After viewing the first eight half-hour long episodes, do I consider my mind to have been blown? Well, not yet. But I can tell you that even the most critically praised anime programs have been slow burners, acquiring significance in retrospect only as the transparent (at first) plot threads begin to connect. Neon Genesis Evangelion and the Cartoon Network’s ongoing Ghost in the Shell: Stand Alone Complex are two of the best.

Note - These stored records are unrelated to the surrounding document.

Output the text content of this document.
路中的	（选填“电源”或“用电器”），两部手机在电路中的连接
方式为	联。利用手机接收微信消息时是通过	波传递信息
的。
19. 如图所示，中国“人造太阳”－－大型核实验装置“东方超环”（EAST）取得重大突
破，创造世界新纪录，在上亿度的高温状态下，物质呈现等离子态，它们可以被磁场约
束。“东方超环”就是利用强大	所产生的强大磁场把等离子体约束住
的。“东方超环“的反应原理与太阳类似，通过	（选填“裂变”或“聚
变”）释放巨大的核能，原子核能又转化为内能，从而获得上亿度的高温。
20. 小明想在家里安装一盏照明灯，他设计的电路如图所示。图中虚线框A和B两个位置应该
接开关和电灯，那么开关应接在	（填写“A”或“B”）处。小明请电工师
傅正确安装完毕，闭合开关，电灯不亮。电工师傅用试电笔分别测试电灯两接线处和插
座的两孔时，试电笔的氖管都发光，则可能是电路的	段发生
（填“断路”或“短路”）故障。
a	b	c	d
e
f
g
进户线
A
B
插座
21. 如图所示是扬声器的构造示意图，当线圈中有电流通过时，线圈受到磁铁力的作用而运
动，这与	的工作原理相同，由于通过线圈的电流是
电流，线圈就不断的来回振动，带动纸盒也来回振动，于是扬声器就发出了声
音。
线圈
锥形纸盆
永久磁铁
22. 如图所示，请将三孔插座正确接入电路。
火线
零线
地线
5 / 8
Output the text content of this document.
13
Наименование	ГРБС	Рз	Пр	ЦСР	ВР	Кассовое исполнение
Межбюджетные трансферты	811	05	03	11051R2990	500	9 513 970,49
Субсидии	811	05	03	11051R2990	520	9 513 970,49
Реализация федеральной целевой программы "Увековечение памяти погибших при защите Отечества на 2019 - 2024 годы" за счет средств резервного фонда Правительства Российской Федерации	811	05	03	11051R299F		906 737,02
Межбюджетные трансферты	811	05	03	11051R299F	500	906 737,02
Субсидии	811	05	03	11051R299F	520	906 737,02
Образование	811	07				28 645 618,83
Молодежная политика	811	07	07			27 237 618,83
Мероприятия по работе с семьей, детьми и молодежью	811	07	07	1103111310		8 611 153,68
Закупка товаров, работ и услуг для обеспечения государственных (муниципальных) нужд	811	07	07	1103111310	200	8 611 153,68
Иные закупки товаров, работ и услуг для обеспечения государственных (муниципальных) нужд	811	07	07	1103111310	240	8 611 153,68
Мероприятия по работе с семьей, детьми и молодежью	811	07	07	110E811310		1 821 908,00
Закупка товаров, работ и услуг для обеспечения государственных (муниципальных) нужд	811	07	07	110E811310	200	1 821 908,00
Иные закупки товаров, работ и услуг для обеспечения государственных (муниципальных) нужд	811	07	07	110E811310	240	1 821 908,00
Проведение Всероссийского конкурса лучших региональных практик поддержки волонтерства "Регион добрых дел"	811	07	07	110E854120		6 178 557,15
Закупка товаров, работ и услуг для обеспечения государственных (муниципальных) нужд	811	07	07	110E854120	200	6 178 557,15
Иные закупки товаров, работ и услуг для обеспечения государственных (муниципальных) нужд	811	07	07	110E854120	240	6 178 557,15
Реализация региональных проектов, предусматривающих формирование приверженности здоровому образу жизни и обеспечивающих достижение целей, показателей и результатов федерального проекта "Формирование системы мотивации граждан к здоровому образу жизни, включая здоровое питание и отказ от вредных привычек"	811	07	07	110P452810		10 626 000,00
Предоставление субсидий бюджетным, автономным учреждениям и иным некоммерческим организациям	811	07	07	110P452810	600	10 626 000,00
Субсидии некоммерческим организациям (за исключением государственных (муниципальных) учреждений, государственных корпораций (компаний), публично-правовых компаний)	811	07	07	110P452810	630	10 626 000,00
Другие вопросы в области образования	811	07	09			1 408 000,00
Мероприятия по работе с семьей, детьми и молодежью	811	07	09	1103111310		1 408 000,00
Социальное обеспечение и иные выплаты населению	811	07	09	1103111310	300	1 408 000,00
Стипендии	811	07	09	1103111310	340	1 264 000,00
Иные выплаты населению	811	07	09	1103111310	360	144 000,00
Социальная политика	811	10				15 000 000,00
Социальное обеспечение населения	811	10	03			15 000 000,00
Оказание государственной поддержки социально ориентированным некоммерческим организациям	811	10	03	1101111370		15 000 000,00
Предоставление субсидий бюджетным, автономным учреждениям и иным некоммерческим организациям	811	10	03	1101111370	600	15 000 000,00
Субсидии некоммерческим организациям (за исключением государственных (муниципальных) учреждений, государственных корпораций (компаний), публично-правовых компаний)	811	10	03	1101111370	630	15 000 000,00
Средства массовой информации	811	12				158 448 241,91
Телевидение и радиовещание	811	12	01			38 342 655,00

And what new ideas does Samurai 7 offer? Well, there’s the switch in medium from Kurosawa’s gloriously composed black-and-white photography (shot by long-time collaborator Asakazu Nakai) to high-definition color animation. And then there are those giant robots. But is it original? Art director Hiromasa Ogura imagines a colorful yet dirty future not of the cliché’d Blade Runner variety but of the post-apocalyptic, and equally cliché’d, Mad Max mold. Still, when the dust kicks up (as it does frequently when deadly katanas slice through robotic hides), you won’t likely complain. If there’s one thing that anime excels at, it’s kinetic action.
What’s more, the archetypically socialist story of a group united withstands the transition from the 16th century to an indeterminate future. Kurosawa’s film, after all, bore the influence of the American Western, and many Westerns borrowed from the Japanese chambara genre, so the dusty milieu feels appropriate. Sure, the junk-pile city of Kougakyo (where most of the first six episodes take place) may be a carbon copy of the Mos Eisley Spaceport from the Star Wars films, but wasn’t George Lucas’s space opera an elaborate reproduction of Kurosawa’s 1958 film The Hidden Fortress? And Kurosawa isn’t the only Japanese director whose influence is evident. His interest lay with the warrior; it was Kenji Mizoguchi who represented the lives of women and merchants, both of whom are defining additions here.